Politisi oposisi memberikan pidato di panggung yang mengecam Pashinyan, yang berkuasa pada revolusi tahun 2018. Pashinyan juga berbicara pada rapat umum di alun-alun yang sama.

Pada 20 September 2023, pengunjuk rasa berkumpul di pusat kota Yerifan. (KAREN MINASYAN/AFP melalui Getty Images)

Pada 20 September 2023, polisi Armenia menahan seorang pengunjuk rasa di pusat kota Yerifan. (KAREN MINASYAN/AFP melalui Getty Images)

“Kami membutuhkan Armenia untuk berjuang bersama Artsakh. Rakyat Armenia tidak dapat menerima negara lain, agama lain, mengapa kami harus melakukan ini?

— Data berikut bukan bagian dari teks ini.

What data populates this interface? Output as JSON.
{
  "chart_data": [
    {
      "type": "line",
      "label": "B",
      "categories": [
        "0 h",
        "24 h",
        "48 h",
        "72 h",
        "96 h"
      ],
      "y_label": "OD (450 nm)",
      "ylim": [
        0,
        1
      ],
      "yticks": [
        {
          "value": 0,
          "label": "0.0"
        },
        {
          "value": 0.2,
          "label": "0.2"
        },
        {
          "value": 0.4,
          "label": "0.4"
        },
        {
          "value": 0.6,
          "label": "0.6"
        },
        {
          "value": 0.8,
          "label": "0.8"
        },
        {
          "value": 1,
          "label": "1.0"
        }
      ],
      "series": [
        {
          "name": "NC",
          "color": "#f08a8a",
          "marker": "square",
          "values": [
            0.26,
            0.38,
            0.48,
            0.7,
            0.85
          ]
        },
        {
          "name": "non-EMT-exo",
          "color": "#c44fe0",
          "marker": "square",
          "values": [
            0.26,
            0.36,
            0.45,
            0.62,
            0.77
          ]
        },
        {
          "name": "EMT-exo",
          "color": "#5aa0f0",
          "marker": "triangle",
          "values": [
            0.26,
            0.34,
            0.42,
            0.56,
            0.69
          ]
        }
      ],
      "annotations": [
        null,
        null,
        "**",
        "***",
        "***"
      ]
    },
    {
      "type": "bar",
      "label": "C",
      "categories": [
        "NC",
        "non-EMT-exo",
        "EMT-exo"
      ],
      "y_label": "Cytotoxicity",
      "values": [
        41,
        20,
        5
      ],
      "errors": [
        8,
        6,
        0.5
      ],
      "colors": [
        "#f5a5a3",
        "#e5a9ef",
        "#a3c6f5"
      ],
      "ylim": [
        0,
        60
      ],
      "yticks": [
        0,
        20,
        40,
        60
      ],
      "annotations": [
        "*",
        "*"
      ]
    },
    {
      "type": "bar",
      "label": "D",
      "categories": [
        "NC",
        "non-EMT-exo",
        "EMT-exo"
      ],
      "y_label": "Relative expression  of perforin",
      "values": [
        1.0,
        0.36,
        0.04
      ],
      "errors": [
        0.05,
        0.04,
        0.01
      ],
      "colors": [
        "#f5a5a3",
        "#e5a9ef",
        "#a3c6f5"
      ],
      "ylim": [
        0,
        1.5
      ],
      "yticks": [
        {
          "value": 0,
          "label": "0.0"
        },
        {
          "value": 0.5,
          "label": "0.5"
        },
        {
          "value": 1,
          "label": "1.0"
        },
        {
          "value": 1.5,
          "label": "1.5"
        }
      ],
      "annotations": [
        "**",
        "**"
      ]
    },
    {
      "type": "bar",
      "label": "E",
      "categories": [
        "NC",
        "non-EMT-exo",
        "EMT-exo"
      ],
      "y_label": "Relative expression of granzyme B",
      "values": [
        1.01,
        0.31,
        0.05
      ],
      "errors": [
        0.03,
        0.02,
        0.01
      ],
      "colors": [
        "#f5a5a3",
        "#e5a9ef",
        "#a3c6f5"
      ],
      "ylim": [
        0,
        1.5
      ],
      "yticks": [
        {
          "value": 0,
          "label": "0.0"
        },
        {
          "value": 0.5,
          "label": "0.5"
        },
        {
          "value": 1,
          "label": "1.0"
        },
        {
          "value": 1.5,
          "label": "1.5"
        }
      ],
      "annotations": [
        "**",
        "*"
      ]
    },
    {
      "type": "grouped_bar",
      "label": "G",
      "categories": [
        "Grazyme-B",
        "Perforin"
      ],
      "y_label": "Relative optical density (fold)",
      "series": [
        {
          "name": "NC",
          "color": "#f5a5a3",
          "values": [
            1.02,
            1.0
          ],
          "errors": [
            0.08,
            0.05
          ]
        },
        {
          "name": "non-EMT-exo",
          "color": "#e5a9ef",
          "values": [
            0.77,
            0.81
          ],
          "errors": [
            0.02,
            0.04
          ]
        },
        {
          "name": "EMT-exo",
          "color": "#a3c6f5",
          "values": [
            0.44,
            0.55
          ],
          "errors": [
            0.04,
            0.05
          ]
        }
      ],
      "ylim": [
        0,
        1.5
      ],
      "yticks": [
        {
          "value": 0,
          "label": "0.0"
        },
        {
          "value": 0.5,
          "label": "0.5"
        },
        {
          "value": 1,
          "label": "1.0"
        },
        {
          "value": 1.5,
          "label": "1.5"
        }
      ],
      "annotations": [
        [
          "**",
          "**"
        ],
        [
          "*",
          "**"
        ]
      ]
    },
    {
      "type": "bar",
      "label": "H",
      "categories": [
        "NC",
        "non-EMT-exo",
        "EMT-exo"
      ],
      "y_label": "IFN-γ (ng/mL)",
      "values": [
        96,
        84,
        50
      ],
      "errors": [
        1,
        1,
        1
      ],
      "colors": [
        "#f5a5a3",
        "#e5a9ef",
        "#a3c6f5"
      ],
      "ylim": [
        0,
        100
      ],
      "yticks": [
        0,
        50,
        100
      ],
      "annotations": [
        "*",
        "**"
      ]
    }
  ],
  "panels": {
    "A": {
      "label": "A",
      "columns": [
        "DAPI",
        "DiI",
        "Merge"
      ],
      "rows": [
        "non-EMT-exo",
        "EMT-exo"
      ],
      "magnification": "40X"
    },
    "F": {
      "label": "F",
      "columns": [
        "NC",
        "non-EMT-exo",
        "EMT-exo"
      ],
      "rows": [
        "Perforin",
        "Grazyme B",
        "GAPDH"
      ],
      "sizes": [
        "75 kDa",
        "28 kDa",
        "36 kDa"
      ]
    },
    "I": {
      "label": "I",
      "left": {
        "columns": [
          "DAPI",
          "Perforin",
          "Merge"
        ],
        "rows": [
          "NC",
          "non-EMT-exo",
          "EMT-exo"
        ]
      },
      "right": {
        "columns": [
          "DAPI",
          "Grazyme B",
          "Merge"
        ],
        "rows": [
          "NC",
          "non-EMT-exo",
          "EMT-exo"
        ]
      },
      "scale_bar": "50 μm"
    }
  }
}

Mengapa Armenia harus menyerahkan sebagian dirinya kepada negara lain,” ujar seorang pelajar berusia 21 tahun.

“Artsakh” adalah nama Armenia untuk wilayah Nagorno-Karabakh. “Jika kami kehilangan Artsakh, kami akan kehilangan Armenia, karena Armenia akan menjadi yang berikutnya,” tambahnya.

Pengunjuk rasa lainnya mengatakan dia “sangat terkejut dengan invasi Azerbaijan ke Nagorno-Karabakh.”

“Saya pikir PBB, Amerika Serikat, Rusia bisa melakukan sesuatu, tapi saya sangat kecewa dan saya tidak melihat adanya harapan dalam solusi saat ini.”

Pada 19 September 2023, di pusat kota Yerifan, pengunjuk rasa bentrok dengan polisi saat menuntut pengunduran diri Perdana Menteri Armenia Pashinyan. (KAREN MINASYAN/AFP melalui Getty Images)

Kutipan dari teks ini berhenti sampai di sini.